Asexuality exists. You wouldn’t think I would need to say it, but I do. Bio major friends may think amoebas and reproduction by budding, but it is a valid sexuality, the same as any other. It would just be nice if people realized that asexuality is a thing and didn’t immediately assume that someone is either not human or broken when they say they identify as asexual. 1% of the world’s population are asexual. That means that there are at least 16 people at Kenyon who are asexual. I’m one of them.

One quick caveat: asexuality is not synonymous with aromanticism. People—like myself—can identity as being asexual whilst being romantically attracted to people. Others can be sexually attracted to people without romantic attraction. It’s confusing, but important to know. Also, asexuality isn’t celibacy. This isn’t a choice, and some asexual-identifying people have sex.

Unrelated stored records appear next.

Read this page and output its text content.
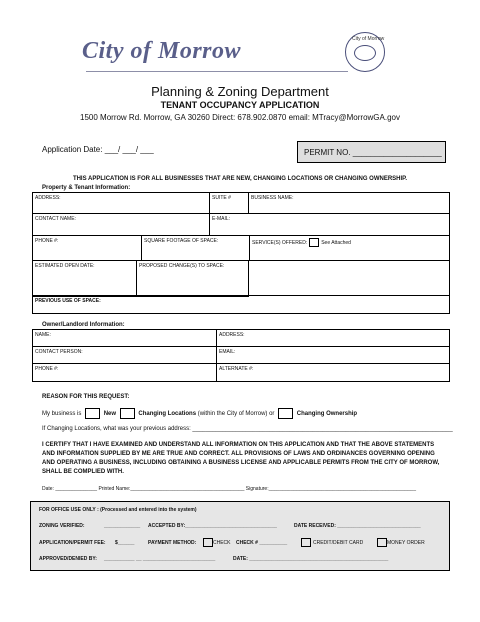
City of Morrow	City of Morrow
Planning & Zoning Department
TENANT OCCUPANCY APPLICATION
1500 Morrow Rd. Morrow, GA 30260 Direct: 678.902.0870 email: MTracy@MorrowGA.gov
Application Date: ___/ ___/ ___	PERMIT NO. ____________________
THIS APPLICATION IS FOR ALL BUSINESSES THAT ARE NEW, CHANGING LOCATIONS OR CHANGING OWNERSHIP.
Property & Tenant Information:
ADDRESS:	SUITE #	BUSINESS NAME:
CONTACT NAME:	E-MAIL:
PHONE #:	SQUARE FOOTAGE OF SPACE:	SERVICE(S) OFFERED:	See Attached
ESTIMATED OPEN DATE:	PROPOSED CHANGE(S) TO SPACE:	
PREVIOUS USE OF SPACE:
Owner/Landlord Information:
NAME:	ADDRESS:
CONTACT PERSON:	EMAIL:
PHONE #:	ALTERNATE #:
REASON FOR THIS REQUEST:
My business is	New	Changing Locations (within the City of Morrow) or	Changing Ownership
If Changing Locations, what was your previous address: ______________________________________________________________________________
I CERTIFY THAT I HAVE EXAMINED AND UNDERSTAND ALL INFORMATION ON THIS APPLICATION AND THAT THE ABOVE STATEMENTS AND INFORMATION SUPPLIED BY ME ARE TRUE AND CORRECT. ALL PROVISIONS OF LAWS AND ORDINANCES GOVERNING OPENING AND OPERATING A BUSINESS, INCLUDING OBTAINING A BUSINESS LICENSE AND APPLICABLE PERMITS FROM THE CITY OF MORROW, SHALL BE COMPLIED WITH.
Date: _______________ Printed Name:_________________________________________ Signature:_____________________________________________________
FOR OFFICE USE ONLY : (Processed and entered into the system)
ZONING VERIFIED:	_____________ ACCEPTED BY:_________________________________	DATE RECEIVED: ______________________________
APPLICATION/PERMIT FEE: $______	PAYMENT METHOD:	CHECK CHECK # __________	CREDIT/DEBIT CARD	MONEY ORDER
APPROVED/DENIED BY: ___________ __ __________________________	DATE: __________________________________________________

There’s almost no space on campus to talk about asexuality. While Unity House is such an important resource, none of the—admittedly few—asexual individuals that I know feel included there. And what makes me worry are the Kenyon Confessions by asexual individuals who don’t feel like they have any support and feel uncomfortable telling the people around them that they are asexual. So just… know that asexuality exists. And if someone tells you that they are asexual, don’t ask them if they reproduce by budding. It’s not clever. It’s not cute. It’s hurtful and invalidates things that they cannot change about themselves.

4 responses

  1. Great post. I remember former professor of musicology Henry Spiller, gay himself, saying “the “queerest” people are the asexuals.” Asexuals have less in common with gays or straights than gays and straights have in common with each other. Thanks for sharing.

  2. I completely agree with everything said in this article, and I think it’s wonderful that asexuals at Kenyon have started talking, even though it’s still all anonymous. I think we’re moving towards something happening, and that’s great because I think it’s important that we have a space to talk about our shared experiences. Something’s started, and I hope it doesn’t stop.

  3. Thank you. It’s hard to feel like there’s any welcome space anywhere because people seem to be very uncomfortable with the concept for some reason. It’s especially difficult to imagine trying to start a relationship at Kenyon when there are so many expectations that you’re certain everyone else has. I’m sure your contribution to the discussion will help alleviate some of the loneliness.